Prior to a session, students receive information explaining a particular simulation and can ask questions. Scenarios are tailored to each individual user, and the difficulty level can vary. Most include a broad topic such as “introducing content,” which lets users choose the subject and lesson plan.
Once they log in, the session resembles a Zoom call: the student in one screen and the virtual classroom in another. They deliver their lesson to avatar students who are voiced by live actors, and respond when students ask questions, interrupt, or have side conversations.
After 15 minutes, the program offers live guided reflection – letting students think about what went well and what didn’t – and provides immediate feedback with performance outcome data.
A Low-Stakes Way to Practice Classroom Management
Research shows that one area where new teachers feel they need the most support is in classroom management, or the ways to address student behavior and social-emotional learning, according to Pike. “Using Mursion provides a low-stakes opportunity for students to practice things we talked about in class related to ways to address student behavior and how to redirect if a student is being disruptive,” she said.
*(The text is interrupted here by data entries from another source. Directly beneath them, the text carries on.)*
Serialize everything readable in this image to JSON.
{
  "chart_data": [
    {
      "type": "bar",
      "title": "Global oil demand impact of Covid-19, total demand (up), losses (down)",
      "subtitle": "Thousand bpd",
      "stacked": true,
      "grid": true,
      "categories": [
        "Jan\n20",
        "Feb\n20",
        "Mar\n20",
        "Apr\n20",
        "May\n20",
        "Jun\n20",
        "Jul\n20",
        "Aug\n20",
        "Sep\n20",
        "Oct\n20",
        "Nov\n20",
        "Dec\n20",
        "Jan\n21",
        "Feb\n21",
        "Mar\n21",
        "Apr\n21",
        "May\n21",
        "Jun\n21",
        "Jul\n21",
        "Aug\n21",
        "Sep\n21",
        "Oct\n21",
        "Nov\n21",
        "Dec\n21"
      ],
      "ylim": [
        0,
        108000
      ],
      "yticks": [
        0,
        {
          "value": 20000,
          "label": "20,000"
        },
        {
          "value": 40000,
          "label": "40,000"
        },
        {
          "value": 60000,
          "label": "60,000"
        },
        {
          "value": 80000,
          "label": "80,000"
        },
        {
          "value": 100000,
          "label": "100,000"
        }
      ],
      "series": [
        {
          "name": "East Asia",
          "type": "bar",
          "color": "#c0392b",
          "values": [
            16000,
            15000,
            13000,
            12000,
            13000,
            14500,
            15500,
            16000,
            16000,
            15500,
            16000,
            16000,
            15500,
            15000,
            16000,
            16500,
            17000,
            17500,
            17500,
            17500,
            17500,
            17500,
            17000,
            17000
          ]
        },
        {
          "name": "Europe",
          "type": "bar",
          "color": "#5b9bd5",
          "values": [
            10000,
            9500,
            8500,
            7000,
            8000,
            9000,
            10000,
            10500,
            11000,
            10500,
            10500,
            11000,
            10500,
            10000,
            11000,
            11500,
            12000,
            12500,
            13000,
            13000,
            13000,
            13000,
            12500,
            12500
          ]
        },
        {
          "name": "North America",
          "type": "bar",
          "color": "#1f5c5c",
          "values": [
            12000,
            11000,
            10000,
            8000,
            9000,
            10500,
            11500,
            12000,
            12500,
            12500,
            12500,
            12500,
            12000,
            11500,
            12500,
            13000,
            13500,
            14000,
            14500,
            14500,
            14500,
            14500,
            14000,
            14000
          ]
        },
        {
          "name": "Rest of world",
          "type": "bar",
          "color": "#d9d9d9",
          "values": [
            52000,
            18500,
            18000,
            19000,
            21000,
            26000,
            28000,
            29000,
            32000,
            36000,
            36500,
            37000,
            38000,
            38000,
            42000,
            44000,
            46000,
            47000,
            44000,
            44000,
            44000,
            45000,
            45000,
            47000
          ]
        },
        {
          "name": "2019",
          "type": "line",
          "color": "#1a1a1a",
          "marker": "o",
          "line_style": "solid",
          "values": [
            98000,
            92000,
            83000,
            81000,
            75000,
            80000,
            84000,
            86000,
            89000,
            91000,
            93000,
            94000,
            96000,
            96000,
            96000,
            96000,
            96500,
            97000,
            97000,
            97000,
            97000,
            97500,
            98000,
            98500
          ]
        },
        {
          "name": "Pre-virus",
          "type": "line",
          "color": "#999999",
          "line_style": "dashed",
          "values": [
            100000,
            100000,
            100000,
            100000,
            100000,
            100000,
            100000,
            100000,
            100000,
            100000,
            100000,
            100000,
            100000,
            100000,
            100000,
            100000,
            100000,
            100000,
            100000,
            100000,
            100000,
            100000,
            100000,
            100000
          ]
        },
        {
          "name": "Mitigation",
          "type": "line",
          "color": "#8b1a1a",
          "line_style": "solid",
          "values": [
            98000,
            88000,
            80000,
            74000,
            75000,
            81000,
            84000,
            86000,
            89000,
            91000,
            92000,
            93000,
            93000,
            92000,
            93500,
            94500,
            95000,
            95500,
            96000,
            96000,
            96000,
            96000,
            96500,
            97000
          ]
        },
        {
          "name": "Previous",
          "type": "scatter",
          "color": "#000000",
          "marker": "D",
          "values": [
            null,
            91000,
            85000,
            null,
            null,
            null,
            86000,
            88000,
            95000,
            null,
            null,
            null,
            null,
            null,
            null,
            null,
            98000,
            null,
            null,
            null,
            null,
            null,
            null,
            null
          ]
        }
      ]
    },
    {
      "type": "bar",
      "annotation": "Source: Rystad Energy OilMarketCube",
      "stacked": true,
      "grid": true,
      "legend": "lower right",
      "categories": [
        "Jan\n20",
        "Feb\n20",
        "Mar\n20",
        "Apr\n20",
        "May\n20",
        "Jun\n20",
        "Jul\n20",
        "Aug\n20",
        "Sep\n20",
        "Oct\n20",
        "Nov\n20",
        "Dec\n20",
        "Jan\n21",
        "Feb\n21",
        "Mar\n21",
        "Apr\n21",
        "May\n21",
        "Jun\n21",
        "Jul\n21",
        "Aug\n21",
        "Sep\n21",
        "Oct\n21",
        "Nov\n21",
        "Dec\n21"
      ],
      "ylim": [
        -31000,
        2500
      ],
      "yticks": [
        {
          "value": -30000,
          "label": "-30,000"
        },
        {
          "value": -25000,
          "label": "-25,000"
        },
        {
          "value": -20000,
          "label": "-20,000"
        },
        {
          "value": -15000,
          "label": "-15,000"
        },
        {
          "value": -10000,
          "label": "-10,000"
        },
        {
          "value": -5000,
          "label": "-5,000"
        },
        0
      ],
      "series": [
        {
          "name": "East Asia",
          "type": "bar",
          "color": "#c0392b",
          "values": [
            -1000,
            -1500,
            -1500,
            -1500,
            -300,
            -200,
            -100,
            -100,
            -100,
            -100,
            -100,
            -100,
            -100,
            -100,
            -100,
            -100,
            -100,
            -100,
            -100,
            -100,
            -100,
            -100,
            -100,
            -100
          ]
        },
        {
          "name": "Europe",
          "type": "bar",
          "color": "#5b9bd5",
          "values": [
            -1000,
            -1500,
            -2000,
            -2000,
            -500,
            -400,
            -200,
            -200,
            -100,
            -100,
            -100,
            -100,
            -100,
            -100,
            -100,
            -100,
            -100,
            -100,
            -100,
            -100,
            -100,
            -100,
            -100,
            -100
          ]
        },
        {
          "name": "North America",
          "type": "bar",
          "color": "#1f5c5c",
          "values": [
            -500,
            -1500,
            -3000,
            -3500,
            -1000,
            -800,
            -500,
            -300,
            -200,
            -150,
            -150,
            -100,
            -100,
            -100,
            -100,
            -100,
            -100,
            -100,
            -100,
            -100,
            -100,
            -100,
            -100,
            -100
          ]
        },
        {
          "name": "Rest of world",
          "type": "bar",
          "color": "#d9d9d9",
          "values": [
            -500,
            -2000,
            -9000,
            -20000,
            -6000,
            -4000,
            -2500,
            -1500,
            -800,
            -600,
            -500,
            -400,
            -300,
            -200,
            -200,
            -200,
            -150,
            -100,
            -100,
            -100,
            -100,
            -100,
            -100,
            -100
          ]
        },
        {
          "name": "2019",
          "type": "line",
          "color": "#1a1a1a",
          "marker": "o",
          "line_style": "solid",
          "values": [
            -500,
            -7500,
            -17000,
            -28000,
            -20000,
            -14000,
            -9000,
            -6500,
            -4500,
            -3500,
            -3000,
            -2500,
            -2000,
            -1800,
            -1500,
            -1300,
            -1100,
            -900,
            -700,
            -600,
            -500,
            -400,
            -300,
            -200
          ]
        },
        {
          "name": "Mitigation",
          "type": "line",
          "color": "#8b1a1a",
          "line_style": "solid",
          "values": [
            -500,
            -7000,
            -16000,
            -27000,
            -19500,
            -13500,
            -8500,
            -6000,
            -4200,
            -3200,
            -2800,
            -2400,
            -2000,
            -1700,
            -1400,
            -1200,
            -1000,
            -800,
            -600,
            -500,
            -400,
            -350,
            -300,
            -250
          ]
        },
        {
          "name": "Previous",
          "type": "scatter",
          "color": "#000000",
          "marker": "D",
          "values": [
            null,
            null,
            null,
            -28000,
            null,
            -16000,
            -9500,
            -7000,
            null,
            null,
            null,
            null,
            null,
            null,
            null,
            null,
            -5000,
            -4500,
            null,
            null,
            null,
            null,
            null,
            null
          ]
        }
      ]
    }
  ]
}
For senior Marisa Cestone, an Elementary Education major and Theatre minor from Simsbury, Conn., using Mursion provides a safe environment to refine her skills without real students, she said. “If I mess up, that’s OK,” she said. “It lets me practice and build my confidence in situations that will one day be real for me.”
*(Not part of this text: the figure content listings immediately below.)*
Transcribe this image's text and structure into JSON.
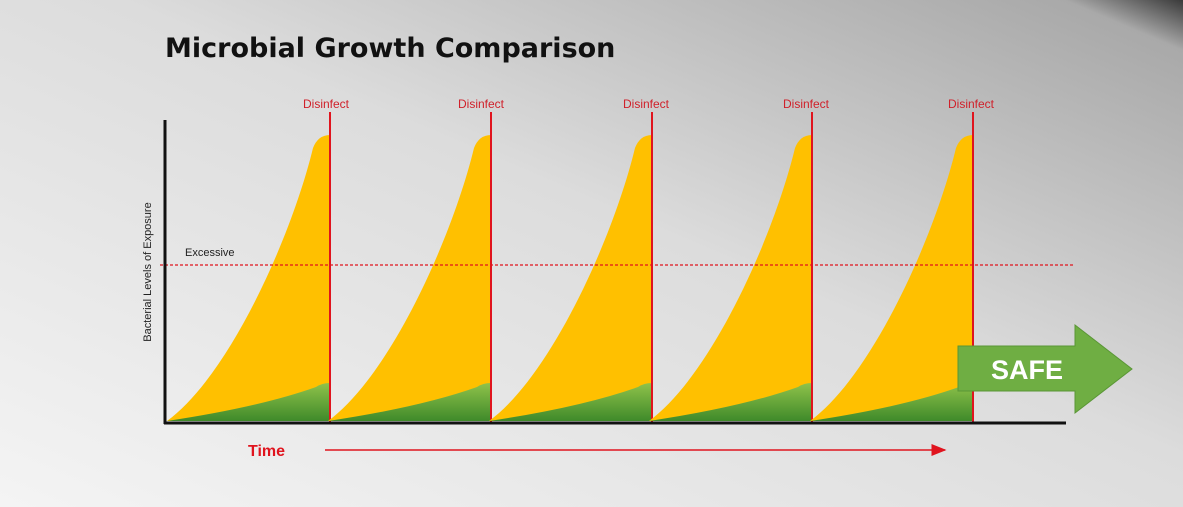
{
  "title": "Microbial Growth Comparison",
  "markers": [
    {
      "label": "Disinfect"
    },
    {
      "label": "Disinfect"
    },
    {
      "label": "Disinfect"
    },
    {
      "label": "Disinfect"
    },
    {
      "label": "Disinfect"
    }
  ],
  "threshold_label": "Excessive",
  "y_axis_label": "Bacterial Levels of Exposure",
  "x_axis_label": "Time",
  "callout": "SAFE"
}
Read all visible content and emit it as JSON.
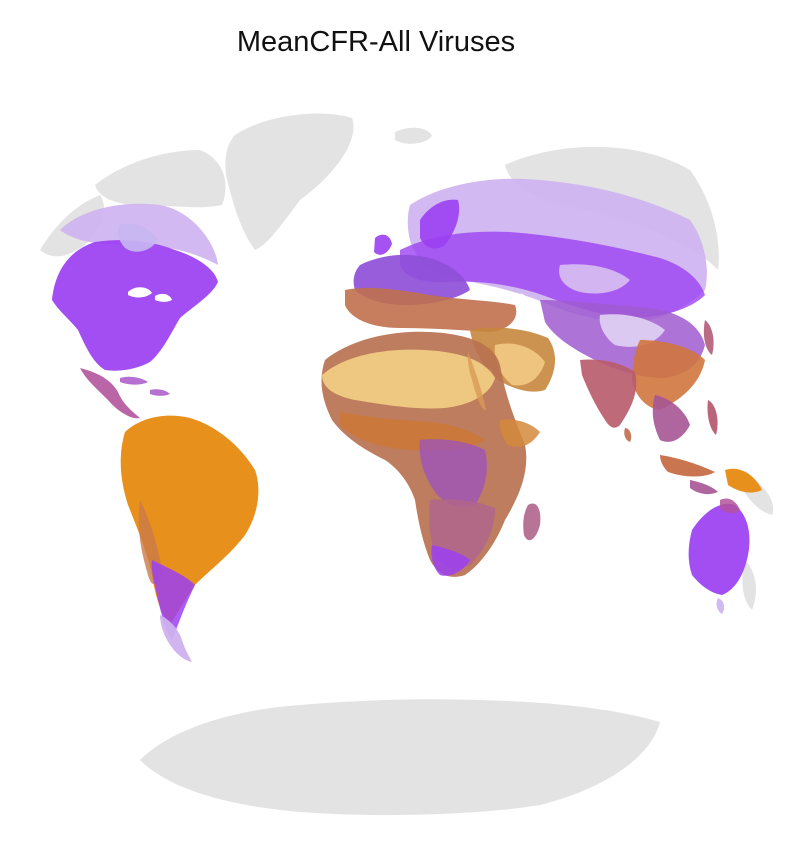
{
  "title": "MeanCFR-All Viruses",
  "colors": {
    "land": "#e3e3e3",
    "low": "#9b3ff2",
    "mid": "#b9649c",
    "high": "#e8901c",
    "desert": "#f0cc82",
    "pale_low": "#cdb1ef"
  }
}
Managing a classroom or addressing disruptive students can be scary at first, Cestone said, but running through those scenarios in Mursion has prepared her for talking to real students. “Now, it’s very easy to have those conversations because I’ve perfected my speech in Mursion, and it’s become second nature,” she said. “It doesn’t feel intimidating getting up in front of students anymore. I know what I have to say.”
Extra Preparation Beyond Student Teaching Placements
Using Mursion helps create a real conversation around a specific topic as opposed to reading a case study in a book and discussing things theoretically, Pike said. “It gives students more of an authentic idea of how a scenario might go in the classroom,” she said. “Every school they go to, every student they deal with, it’s going to be different. The more opportunities they get to experience different scenarios, the more prepared they will be when they have their own classrooms.”
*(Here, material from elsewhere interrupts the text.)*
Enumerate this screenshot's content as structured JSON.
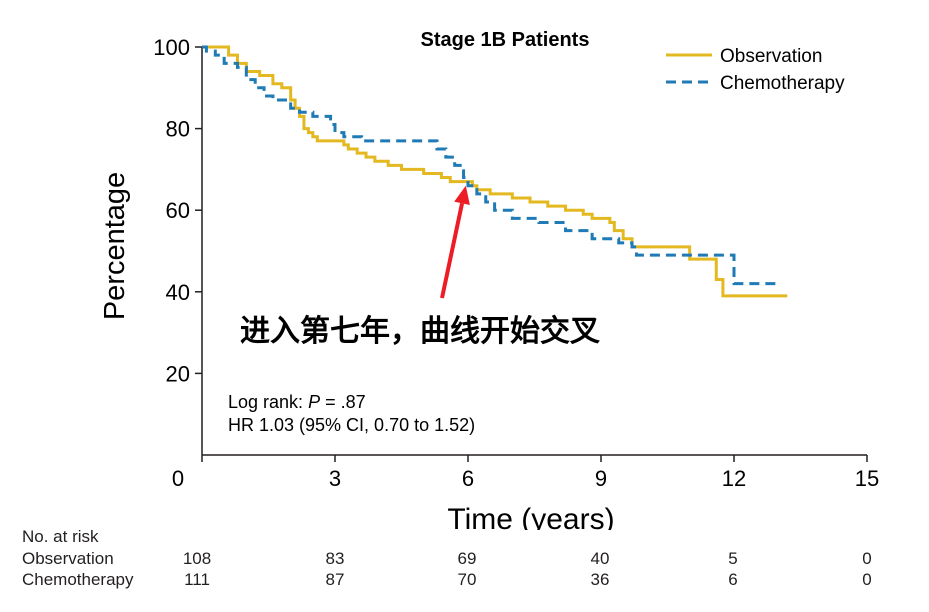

As opposed to a student-teaching placement, there are no teachers in Mursion who will step in and assist, which lets each student practice being the only teacher in the room, said Cestone, a member of RWU’s Honors Program. “It really puts you in the driver’s seat,” she said. “I think that’s important because a lot of times in our co-teaching experiences and our placements, there is always someone else who can step in.”
Villella said he appreciates that the program can be intentionally challenging. For his parent-teacher conference simulations, sometimes the parents pushed back on something he said. “That’s a real-life scenario. In my experience as a teacher so far, not every parent just accepts everything you say,” he said. “Practicing is what helps you become a better teacher.”
The program also provides experience in teaching diverse students. Cestone, who is student-teaching in a fifth-grade classroom in Bristol, R.I., said she doesn’t currently have any students who are English language learners, but she did complete an ELL session with Mursion.
“Mursion allows me to have opportunities that I wouldn’t necessarily get in my specific practicum placement but that I might face later on in my teaching career,” she said. “I get the best of both worlds because I have my ongoing placement, but I also have the opportunity to try out different simulations.”